For full-time and unemployed: In all three countries, full-time workers have higher life satisfaction than the unemployed on average. The difference is largest for Great Britain (1.5 points on a 1–5 scale, which is considerable), and is precisely estimated, so we can be fairly confident that this difference is unlikely to have occurred if really there was no difference in wellbeing between the two groups. While we find a smaller difference for Turkey, it is estimated with precision and we come to the same conclusion as for Great Britain. For Spain, the difference is small and not very precisely estimated, so it is well possible that the difference we observed is consistent with there actually being no difference between the two groups.

Recall that 95% confidence intervals may not always contain the respective population means, so the above conclusions are never definite.

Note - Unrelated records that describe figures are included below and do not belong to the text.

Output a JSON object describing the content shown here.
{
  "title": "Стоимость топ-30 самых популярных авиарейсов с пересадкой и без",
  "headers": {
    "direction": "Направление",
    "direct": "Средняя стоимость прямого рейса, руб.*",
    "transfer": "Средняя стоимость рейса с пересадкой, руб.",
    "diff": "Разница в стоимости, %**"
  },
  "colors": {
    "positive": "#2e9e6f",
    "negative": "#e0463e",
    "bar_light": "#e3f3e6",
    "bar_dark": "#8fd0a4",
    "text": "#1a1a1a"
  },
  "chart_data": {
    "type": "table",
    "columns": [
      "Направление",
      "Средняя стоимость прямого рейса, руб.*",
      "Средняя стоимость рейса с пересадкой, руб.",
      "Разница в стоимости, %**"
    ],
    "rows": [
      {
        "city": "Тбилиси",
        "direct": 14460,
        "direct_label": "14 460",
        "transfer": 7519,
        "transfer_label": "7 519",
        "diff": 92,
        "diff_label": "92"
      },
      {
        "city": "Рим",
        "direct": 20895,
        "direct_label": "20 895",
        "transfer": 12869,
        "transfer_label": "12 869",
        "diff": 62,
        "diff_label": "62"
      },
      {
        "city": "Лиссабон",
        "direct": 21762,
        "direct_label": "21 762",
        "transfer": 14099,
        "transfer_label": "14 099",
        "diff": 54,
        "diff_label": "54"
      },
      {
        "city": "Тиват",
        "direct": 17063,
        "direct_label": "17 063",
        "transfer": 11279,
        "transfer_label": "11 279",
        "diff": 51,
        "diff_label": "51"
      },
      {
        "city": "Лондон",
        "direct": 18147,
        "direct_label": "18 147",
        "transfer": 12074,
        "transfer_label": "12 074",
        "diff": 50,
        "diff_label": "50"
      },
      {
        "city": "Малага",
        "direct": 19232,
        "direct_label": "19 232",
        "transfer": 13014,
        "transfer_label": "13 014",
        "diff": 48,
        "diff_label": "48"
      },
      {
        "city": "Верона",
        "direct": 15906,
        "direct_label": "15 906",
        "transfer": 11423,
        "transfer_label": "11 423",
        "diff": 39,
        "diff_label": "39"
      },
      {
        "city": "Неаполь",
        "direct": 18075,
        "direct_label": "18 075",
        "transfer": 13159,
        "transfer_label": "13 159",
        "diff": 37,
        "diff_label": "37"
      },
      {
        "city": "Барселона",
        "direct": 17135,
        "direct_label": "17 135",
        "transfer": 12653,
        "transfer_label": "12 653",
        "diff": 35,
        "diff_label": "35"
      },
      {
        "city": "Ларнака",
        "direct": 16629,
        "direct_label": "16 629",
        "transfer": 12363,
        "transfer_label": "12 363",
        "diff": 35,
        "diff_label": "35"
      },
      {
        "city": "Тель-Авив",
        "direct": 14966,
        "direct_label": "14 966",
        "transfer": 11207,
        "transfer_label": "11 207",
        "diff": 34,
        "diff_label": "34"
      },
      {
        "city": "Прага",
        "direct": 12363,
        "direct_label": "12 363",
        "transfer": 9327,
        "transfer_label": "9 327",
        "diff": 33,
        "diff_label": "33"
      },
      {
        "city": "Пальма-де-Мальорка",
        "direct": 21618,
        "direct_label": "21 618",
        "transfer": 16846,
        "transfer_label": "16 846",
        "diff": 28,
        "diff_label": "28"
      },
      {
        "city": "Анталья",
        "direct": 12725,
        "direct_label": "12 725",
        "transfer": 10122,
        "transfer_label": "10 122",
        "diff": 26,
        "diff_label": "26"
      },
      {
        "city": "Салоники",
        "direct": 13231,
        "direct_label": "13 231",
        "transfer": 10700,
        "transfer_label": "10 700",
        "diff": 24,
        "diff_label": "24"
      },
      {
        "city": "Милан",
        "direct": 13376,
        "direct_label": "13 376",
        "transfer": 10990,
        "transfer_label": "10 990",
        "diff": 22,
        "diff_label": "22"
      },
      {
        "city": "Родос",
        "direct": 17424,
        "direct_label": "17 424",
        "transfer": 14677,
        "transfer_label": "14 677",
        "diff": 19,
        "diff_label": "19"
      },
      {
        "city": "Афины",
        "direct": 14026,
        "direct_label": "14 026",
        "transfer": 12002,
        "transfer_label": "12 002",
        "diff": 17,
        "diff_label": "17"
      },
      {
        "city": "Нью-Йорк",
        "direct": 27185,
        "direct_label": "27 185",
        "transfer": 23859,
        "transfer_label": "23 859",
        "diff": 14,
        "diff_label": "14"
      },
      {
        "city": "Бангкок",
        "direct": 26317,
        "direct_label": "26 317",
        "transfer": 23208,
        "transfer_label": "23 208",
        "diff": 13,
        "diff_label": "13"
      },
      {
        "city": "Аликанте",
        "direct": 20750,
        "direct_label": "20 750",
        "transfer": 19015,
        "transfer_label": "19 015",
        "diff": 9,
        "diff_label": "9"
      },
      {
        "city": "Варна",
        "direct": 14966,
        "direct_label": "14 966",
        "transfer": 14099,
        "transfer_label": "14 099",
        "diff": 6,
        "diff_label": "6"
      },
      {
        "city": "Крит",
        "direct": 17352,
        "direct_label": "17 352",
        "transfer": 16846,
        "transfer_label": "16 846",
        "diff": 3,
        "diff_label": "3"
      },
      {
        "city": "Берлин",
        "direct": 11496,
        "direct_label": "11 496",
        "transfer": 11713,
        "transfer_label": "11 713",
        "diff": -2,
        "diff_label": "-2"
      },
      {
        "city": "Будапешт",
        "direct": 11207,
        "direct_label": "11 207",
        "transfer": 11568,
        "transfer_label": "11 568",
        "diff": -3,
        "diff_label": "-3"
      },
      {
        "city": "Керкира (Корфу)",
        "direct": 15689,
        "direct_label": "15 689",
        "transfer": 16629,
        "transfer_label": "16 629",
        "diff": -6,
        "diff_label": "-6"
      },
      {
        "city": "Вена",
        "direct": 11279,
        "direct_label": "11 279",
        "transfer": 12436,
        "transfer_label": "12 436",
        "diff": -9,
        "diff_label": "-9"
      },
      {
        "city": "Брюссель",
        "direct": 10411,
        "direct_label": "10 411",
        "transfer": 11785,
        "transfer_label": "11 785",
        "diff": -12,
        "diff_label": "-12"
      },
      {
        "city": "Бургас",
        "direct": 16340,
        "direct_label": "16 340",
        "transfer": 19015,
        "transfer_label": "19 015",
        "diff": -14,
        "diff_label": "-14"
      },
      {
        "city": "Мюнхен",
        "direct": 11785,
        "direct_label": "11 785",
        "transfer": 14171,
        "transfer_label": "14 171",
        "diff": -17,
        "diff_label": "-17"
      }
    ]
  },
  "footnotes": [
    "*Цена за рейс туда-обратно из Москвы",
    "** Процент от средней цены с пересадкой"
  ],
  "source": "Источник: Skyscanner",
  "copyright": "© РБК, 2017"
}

• A natural experiment can control for variables that affect both the dependent and independent variables. The method allows us to isolate the effect of employment status on life satisfaction. The ceteris paribus effect of employment status on life satisfaction, if obtained, has a causal interpretation.
• If we have data on the same individual over time, then we can calculate the difference in life satisfaction for the same person under different employment statuses, instead of comparing different individuals (as we did in this project).